By Andrea Shalal and Costas Pitas

WASHINGTON, Dec 1 (Reuters) – The U.S. on Monday assumed the 12-month presidency of the Group of 20 major economies amid a bitter feud with outgoing president South Africa, and Washington said it will focus its agenda on promoting economic growth and prosperity.

The U.S. State Department issued a statement on Monday outlining its priorities for its presidency, vowing to undertake “much-needed reforms” and “return the G20 to focus on its core mission of driving economic growth and prosperity to produce results.”

“We will prioritize three core themes: unleashing economic prosperity by limiting regulatory burdens, unlocking affordable and secure energy supply chains, and pioneering new technologies and innovations,” it said in a statement. 

Next year’s summit will take place in Miami at a golf resort owned by U.S. President Donald Trump, who last week said that he would not invite South Africa. Washington skipped this year’s gathering hosted by Pretoria and accused South Africa of weaponizing its leadership of the group.
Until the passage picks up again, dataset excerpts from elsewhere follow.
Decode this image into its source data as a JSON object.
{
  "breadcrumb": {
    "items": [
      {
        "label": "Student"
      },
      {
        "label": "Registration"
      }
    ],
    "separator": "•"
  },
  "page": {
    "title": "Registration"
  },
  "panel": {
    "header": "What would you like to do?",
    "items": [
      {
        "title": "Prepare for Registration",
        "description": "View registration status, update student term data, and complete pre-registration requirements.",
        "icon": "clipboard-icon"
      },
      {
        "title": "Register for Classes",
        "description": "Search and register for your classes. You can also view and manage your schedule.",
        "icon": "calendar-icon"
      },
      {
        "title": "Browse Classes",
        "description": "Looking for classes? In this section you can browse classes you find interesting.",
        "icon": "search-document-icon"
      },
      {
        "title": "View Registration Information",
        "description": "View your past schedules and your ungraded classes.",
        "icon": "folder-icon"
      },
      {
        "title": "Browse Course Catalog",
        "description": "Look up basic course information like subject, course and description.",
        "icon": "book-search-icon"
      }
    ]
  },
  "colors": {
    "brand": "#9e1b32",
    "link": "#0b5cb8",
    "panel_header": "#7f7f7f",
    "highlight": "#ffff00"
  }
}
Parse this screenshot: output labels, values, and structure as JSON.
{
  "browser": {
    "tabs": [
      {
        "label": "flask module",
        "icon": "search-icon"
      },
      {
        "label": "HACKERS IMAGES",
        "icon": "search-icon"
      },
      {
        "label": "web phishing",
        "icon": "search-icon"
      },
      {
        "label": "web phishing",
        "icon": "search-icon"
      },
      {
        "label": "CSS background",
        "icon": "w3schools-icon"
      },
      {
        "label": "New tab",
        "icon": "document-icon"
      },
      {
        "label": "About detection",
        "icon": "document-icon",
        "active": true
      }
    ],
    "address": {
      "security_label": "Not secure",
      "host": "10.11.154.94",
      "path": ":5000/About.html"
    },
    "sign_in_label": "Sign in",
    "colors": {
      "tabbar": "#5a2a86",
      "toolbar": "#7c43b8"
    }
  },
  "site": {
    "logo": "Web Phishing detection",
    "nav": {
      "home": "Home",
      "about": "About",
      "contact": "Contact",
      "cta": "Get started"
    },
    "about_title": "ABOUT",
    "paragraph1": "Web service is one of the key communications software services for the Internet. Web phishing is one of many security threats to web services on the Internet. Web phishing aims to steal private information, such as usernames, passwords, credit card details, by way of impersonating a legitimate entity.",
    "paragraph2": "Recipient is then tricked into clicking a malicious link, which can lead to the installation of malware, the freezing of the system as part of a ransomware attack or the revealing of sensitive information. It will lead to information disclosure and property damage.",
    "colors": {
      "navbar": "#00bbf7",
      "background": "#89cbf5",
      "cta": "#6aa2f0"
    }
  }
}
South African President Cyril Ramaphosa on Sunday dismissed Trump’s threat, saying his country remained a “full, active and constructive” member of the G20, and rejected as “blatant misinformation” Trump’s repeated claims that South Africa is committing “genocide against Afrikaners” – descendants of Dutch settlers – and confiscating land from white citizens.

Washington boycotted this year’s G20 leaders’ summit from November 22-23 at Trump’s direction, following his repeated allegations, widely discredited, that the host country’s Black-majority government persecutes its white minority.

G20 leaders at the summit, defying Washington’s objections, issued a declaration addressing the climate crisis and other global challenges on November 22.

Trump said last Wednesday that South Africa would not be invited to the summit next year because it had refused to hand over the G20 presidency to a senior representative of its embassy who was at the closing ceremony. Pretoria says it handed over the rotating presidency to a U.S. embassy official.

Trump’s plans to exclude South Africa are dividing G20 members, with German Chancellor Friedrich Merz telling reporters that he would try to persuade Trump to reverse his decision.